I felt miserable.  I was immobile.  I couldn't drive anywhere, and I didn't feel like paying a bill for a new battery.  That's too much.  Pop's could replace it a lot cheaper, but Pop's 30 miles away in South Central.  So, I called another friend - who kept saying that his borrowed car battery charger would return.  I waited the whole day for him, and he never got that charger.

Twilight, eventually rolled in, as it does everyday.  But now, the heavens looked painted a phantasmic shade of midnight blue with endless sheets of grey clouds.  The chicken was clucking in the backyard like she was going mad because she was caged and imprisoned too.  (This was done for her own good though because she'd just get soaking wet and who knows what disease she'd inherit if that happened.)  But like me, she was annoyed that we were trapped in a purgatorial existence of limited life.

Thus, I flipped on the tele and Criminal Minds came on.  In the kitchen, my mother and I had just finished baking pork baby back ribs.  My mother at first wanted to boil them first to get them tender.  I said, "NO!"  I said, "Doing so, would make it lose all its flavor."  She said, "Alright then, what do we do?"  I said, "Marinate it."  She marinated it in a Korean sauce of spicy chilli, sugar, and spices.  Three blends of savory, sweet, and salty all in one.  We baked it for three hours, until the collagen melted and made the ribs have a crystallized texture that was in tact and in shape, until a fork or knife gently went through it.  Then, it would just break apart into shreds.  And inside the mouth - it melted and exploded with flavors.

So there I was, watching tv, homicides and murders.  I ate some ribs, and poured myself a liquid amber whiskey.  I swirled it in the glass, aerated it, and sipped on the smokey flavor of the whiskey.  I thought, I feel like an obese white Southerner.  I imagined myself screaming for, "Zel-dah!  Zel-dah!  Whey iz my wizz-key?  Zel-dah, bring me my whizz-key?"  Except there was no Zelda, and I had my whiskey.

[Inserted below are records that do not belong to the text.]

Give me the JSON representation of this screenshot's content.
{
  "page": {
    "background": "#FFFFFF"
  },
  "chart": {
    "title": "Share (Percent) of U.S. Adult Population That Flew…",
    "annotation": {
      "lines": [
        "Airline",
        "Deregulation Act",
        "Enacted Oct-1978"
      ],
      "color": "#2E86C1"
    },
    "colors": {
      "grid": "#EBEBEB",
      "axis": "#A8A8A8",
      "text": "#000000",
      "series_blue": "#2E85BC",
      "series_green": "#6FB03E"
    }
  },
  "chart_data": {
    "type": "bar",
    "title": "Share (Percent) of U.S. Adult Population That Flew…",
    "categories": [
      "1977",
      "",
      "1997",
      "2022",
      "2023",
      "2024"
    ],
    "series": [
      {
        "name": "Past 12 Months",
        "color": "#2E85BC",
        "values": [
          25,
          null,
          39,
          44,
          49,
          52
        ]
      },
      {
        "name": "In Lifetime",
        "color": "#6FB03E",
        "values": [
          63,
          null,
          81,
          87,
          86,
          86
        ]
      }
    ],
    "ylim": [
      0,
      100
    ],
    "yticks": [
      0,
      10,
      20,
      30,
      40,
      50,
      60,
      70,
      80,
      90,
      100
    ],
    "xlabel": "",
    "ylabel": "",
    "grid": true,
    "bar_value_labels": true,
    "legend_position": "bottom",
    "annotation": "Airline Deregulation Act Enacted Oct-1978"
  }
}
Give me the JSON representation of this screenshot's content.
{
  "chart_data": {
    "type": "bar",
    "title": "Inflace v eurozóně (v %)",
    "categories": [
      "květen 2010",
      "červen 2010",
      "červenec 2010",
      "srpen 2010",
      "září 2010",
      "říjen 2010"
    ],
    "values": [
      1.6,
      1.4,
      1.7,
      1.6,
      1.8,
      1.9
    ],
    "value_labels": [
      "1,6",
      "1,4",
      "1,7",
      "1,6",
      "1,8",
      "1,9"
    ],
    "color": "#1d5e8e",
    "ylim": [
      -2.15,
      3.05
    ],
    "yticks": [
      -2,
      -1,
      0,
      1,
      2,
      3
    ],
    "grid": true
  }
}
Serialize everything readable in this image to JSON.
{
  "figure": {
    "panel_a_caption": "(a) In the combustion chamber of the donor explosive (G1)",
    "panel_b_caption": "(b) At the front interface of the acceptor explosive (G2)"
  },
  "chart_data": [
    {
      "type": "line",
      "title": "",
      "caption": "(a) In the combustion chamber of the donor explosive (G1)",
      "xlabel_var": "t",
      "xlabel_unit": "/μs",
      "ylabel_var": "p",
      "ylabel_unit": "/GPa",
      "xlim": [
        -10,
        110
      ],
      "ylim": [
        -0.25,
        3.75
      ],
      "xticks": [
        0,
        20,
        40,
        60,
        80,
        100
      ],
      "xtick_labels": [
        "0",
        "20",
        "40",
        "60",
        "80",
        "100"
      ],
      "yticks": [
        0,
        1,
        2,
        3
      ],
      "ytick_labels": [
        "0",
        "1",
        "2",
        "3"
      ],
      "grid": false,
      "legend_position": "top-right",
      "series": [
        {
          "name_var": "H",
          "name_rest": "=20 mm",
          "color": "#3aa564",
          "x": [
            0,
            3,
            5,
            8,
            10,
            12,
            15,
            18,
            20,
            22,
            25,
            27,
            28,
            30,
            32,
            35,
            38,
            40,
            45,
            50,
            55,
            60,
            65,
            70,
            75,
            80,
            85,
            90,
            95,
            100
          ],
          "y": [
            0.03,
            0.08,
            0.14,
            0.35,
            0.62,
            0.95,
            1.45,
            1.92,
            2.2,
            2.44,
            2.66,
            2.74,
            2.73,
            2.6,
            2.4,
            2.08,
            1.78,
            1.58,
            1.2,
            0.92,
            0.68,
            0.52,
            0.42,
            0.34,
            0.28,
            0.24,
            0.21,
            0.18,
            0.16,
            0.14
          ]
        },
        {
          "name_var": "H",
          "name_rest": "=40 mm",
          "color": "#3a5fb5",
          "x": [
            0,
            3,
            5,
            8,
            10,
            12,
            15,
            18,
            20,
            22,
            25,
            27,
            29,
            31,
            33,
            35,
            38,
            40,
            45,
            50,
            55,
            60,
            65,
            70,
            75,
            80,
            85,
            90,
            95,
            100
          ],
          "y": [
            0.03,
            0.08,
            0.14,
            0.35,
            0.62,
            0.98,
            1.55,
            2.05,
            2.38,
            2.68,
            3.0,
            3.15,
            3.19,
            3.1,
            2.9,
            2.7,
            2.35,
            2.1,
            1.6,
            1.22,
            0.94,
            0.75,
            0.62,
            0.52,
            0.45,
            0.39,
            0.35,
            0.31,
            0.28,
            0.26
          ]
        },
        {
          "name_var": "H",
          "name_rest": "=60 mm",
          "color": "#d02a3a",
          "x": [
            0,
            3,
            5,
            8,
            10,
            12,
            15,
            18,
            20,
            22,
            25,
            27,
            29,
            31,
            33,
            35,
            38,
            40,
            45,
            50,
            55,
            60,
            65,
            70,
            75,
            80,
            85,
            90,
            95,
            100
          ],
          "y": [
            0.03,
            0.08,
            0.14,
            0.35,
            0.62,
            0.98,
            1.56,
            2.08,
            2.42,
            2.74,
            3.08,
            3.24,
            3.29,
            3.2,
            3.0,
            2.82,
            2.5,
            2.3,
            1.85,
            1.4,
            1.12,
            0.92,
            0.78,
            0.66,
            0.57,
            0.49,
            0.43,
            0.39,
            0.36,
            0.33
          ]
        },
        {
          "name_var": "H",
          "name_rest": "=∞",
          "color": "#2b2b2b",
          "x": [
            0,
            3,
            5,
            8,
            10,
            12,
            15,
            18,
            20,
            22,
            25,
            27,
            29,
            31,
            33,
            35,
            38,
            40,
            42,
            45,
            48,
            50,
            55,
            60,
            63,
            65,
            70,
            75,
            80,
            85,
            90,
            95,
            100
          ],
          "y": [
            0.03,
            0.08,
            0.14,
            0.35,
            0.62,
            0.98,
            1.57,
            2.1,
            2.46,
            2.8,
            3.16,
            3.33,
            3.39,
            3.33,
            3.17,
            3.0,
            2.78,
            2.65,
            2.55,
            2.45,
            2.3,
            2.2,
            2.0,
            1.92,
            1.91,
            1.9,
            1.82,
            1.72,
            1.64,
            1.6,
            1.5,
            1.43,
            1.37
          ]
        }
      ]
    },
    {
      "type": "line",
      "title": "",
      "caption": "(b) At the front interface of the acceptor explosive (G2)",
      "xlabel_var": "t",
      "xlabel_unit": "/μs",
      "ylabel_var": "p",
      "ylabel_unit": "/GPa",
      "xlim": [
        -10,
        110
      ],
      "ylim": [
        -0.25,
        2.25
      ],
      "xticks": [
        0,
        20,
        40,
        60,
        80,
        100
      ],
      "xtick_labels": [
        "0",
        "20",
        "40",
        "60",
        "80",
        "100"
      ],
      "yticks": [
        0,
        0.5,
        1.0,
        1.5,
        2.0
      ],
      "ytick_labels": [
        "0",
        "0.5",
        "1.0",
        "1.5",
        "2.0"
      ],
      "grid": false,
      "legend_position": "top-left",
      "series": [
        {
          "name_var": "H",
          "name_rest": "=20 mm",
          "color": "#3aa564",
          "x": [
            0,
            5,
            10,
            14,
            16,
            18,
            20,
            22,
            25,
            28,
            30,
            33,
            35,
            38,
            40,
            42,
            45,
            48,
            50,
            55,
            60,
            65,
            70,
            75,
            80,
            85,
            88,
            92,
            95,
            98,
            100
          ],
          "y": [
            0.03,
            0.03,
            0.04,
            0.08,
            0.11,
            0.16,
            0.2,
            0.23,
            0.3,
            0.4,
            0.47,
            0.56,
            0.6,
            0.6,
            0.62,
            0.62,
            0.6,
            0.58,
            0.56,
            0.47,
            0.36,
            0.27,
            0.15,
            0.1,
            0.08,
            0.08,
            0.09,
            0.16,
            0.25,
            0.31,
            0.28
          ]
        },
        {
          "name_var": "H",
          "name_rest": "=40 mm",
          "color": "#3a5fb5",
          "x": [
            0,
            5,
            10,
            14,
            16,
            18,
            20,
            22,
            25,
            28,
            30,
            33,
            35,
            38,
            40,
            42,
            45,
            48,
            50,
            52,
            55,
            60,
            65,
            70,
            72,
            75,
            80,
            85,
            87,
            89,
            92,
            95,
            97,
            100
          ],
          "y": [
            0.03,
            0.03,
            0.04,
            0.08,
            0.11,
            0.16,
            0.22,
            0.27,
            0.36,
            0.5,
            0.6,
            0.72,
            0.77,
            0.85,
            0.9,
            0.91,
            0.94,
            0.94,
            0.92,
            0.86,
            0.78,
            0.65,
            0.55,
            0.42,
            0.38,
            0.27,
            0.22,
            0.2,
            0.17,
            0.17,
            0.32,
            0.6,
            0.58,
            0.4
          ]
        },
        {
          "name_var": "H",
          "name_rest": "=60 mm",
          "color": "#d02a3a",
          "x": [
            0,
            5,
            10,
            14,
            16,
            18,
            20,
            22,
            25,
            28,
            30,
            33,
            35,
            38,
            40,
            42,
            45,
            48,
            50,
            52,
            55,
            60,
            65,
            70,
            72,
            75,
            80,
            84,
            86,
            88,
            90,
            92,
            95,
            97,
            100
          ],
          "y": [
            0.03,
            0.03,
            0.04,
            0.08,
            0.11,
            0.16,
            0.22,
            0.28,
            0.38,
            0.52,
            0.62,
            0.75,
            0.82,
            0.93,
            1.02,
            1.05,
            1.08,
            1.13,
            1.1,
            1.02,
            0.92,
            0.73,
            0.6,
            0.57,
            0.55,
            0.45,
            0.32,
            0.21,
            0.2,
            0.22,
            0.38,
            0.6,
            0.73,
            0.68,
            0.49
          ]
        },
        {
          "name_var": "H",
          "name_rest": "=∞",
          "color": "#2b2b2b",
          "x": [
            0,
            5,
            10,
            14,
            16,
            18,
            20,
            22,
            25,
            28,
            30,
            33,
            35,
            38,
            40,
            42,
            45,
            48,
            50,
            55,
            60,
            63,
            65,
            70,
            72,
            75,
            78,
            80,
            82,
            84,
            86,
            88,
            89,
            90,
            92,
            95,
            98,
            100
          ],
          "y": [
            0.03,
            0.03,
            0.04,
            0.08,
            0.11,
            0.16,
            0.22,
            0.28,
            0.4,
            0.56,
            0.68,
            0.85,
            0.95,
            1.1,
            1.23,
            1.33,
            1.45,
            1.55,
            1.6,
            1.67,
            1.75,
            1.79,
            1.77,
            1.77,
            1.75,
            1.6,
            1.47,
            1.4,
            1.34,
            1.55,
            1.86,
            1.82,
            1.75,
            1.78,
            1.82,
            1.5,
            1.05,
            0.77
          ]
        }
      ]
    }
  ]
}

As the tele kept running, I got more ribs.  My mom saw me and said, "Again?!  You just ate."  I thought, You don't understand, mama.  I'm trapped in purgatory, and we poor souls need something to take our minds off our existence.

I poured myself some more amber whiskey.  I took out some old Italian wine cake and spooned in some Spumoni ice cream.  The ice cream was chocolatey, pistachioy, cherryish, and vanillay.  Ice cream makes everything better, I thought.  And I ate away like an obese Southerner - the spirit is willing to fight but ain't the body weak.

I want some more ribs, I thought.  How come I don't have a Zelda plating me up some ribs?  'Cos you're in purgatory - and Zelda's not.  So, I walked and plated me up some more ribs.  I thought to myself, this would taste awfully good in a Mexican tamale.  Then, it'd have to be deep fried.

I thought to myself, this is what it feels like to be an obese person.  This is what it's like to medicate yourself on food.  This is what it's like to feel good and terrible in the same stroke of a moment.  I noticed, however, that the chicken stopped clucking with the nightfall.  Oh - and they just caught murderer on tv.  He was an impotent prison guard.

The ghoulish skies continued to rain down on the valley of Saint Gabriel.